RIBOFLAVIN UPTAKE BY NATIVE XENOPUS-LAEVIS OOCYTES

The existence of a membrane-associated uptake carrier for riboflavin (RF) is demonstrated in Xenopus oocytes. Uptake of low (0.017 mu M) and high (3 mu M) concentrations of RF was linear with time for up to 2 hours, and occurred with little initial binding to oocytes, and little metabolism. Uptake of RF was found to be independent of extracellular pH and Naf. The initial rate of RF uptake was saturable as a function of concentration with an apparent K-m of 0.41 +/- 0.02 mu M and a V-max of 2.86 +/- 0.04 fmol/oocyte per h. Uptake of H-3-RF was inhibited by unlabeled RF and by the structural analogs lumiflavin, isoriboflavin (iso-RF), 8-aminoriboflavin (8-NH2-RF), 8-hydroxyriboftavin (8-OH-RF), and lumichrome, but was not affected by flavin adenine dinucleotide (FAD), D-ribose or lumazine. Uptake of RF was significantly retarded by the metabolic inhibitor 2,4-dinitrophenol. The sulfhydryl group-modifying reagents p-chloromercuriphenylsulfonate (pCMPS), p-chloromercuribenzoate (pCMB), N-ethylmaleimide and 7-chloro-4-nitrobenz-2-oxa-1,3-diazole (NBD-CI) all caused significant inhibition in RF uptake. The inhibitory effect of pCMPS was completely reversed by treatment of pCMPS-pretreated cells with reducing agents. While the transmembrane transport inhibitors 4-acetamido-4'-isothiocyanatostilbene-2,2'-disulfonic acid (SITS), 4,4'-diisothiocyanatostilbene-2,2'-disulfonic acid (DIDS) and furosemide had no effect on RF uptake, amiloride and probenecid suppressed RF uptake in a dose-dependent fashion. Closer examination of the inhibition mediated by amiloride showed that it was competitive in nature with an apparent K-i of similar to 1.8 mM, whereas the inhibition induced by probenecid was nonspecific.
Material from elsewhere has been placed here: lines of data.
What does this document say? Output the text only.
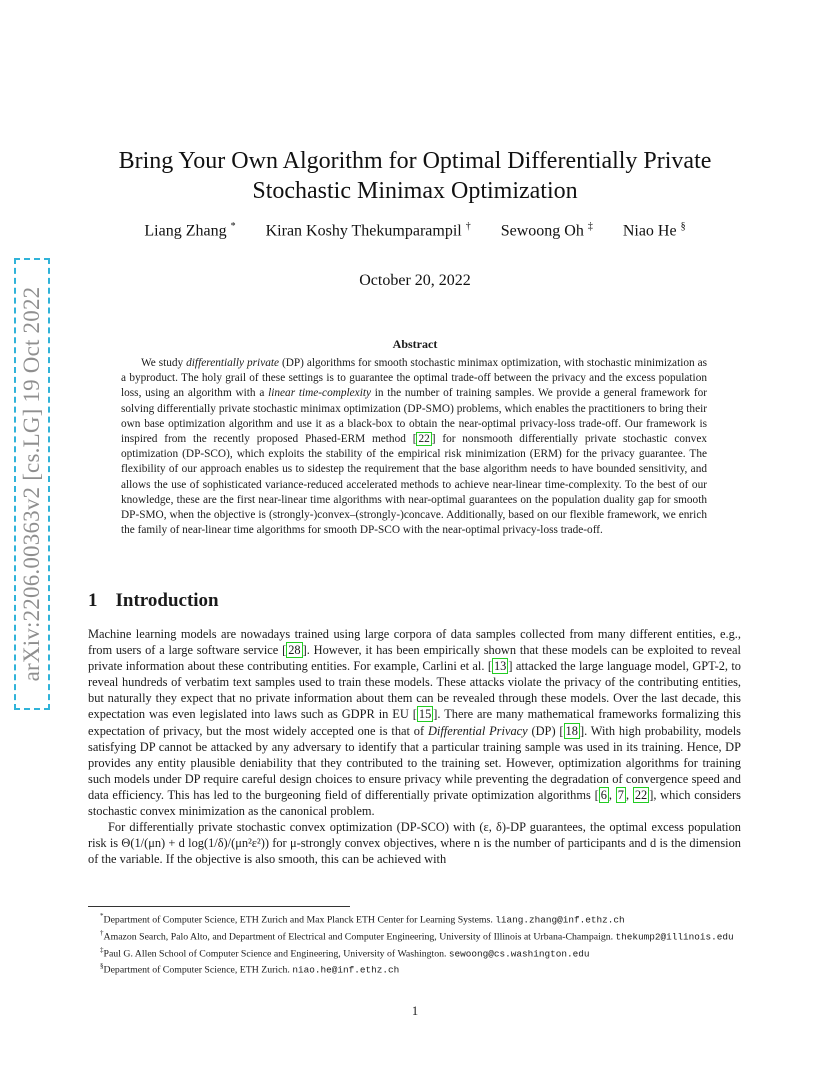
arXiv:2206.00363v2 [cs.LG] 19 Oct 2022
Bring Your Own Algorithm for Optimal Differentially Private
Stochastic Minimax Optimization
Liang Zhang * Kiran Koshy Thekumparampil † Sewoong Oh ‡ Niao He §
October 20, 2022
Abstract

We study differentially private (DP) algorithms for smooth stochastic minimax optimization, with stochastic minimization as a byproduct. The holy grail of these settings is to guarantee the optimal trade-off between the privacy and the excess population loss, using an algorithm with a linear time-complexity in the number of training samples. We provide a general framework for solving differentially private stochastic minimax optimization (DP-SMO) problems, which enables the practitioners to bring their own base optimization algorithm and use it as a black-box to obtain the near-optimal privacy-loss trade-off. Our framework is inspired from the recently proposed Phased-ERM method [ 22 ] for nonsmooth differentially private stochastic convex optimization (DP-SCO), which exploits the stability of the empirical risk minimization (ERM) for the privacy guarantee. The flexibility of our approach enables us to sidestep the requirement that the base algorithm needs to have bounded sensitivity, and allows the use of sophisticated variance-reduced accelerated methods to achieve near-linear time-complexity. To the best of our knowledge, these are the first near-linear time algorithms with near-optimal guarantees on the population duality gap for smooth DP-SMO, when the objective is (strongly-)convex–(strongly-)concave. Additionally, based on our flexible framework, we enrich the family of near-linear time algorithms for smooth DP-SCO with the near-optimal privacy-loss trade-off.

1 Introduction

Machine learning models are nowadays trained using large corpora of data samples collected from many different entities, e.g., from users of a large software service [ 28 ]. However, it has been empirically shown that these models can be exploited to reveal private information about these contributing entities. For example, Carlini et al. [ 13 ] attacked the large language model, GPT-2, to reveal hundreds of verbatim text samples used to train these models. These attacks violate the privacy of the contributing entities, but naturally they expect that no private information about them can be revealed through these models. Over the last decade, this expectation was even legislated into laws such as GDPR in EU [ 15 ]. There are many mathematical frameworks formalizing this expectation of privacy, but the most widely accepted one is that of Differential Privacy (DP) [ 18 ]. With high probability, models satisfying DP cannot be attacked by any adversary to identify that a particular training sample was used in its training. Hence, DP provides any entity plausible deniability that they contributed to the training set. However, optimization algorithms for training such models under DP require careful design choices to ensure privacy while preventing the degradation of convergence speed and data efficiency. This has led to the burgeoning field of differentially private optimization algorithms [ 6 , 7 , 22 ], which considers stochastic convex minimization as the canonical problem.

For differentially private stochastic convex optimization (DP-SCO) with (ε, δ)-DP guarantees, the optimal excess population risk is Θ(1/(μn) + d log(1/δ)/(μn²ε²)) for μ-strongly convex objectives, where n is the number of participants and d is the dimension of the variable. If the objective is also smooth, this can be achieved with

*Department of Computer Science, ETH Zurich and Max Planck ETH Center for Learning Systems. liang.zhang@inf.ethz.ch

†Amazon Search, Palo Alto, and Department of Electrical and Computer Engineering, University of Illinois at Urbana-Champaign. thekump2@illinois.edu

‡Paul G. Allen School of Computer Science and Engineering, University of Washington. sewoong@cs.washington.edu

§Department of Computer Science, ETH Zurich. niao.he@inf.ethz.ch

1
Together, these findings indicate that Xenopus oocytes possess an endogenous, specific, membrane-associated carrier-mediated uptake system for RF. The results also demonstrate the usefulness of Xenopus oocytes as a model system with which to study the RF transport event across biological membranes, which should further our present understanding of RF uptake by various vertebrate cells.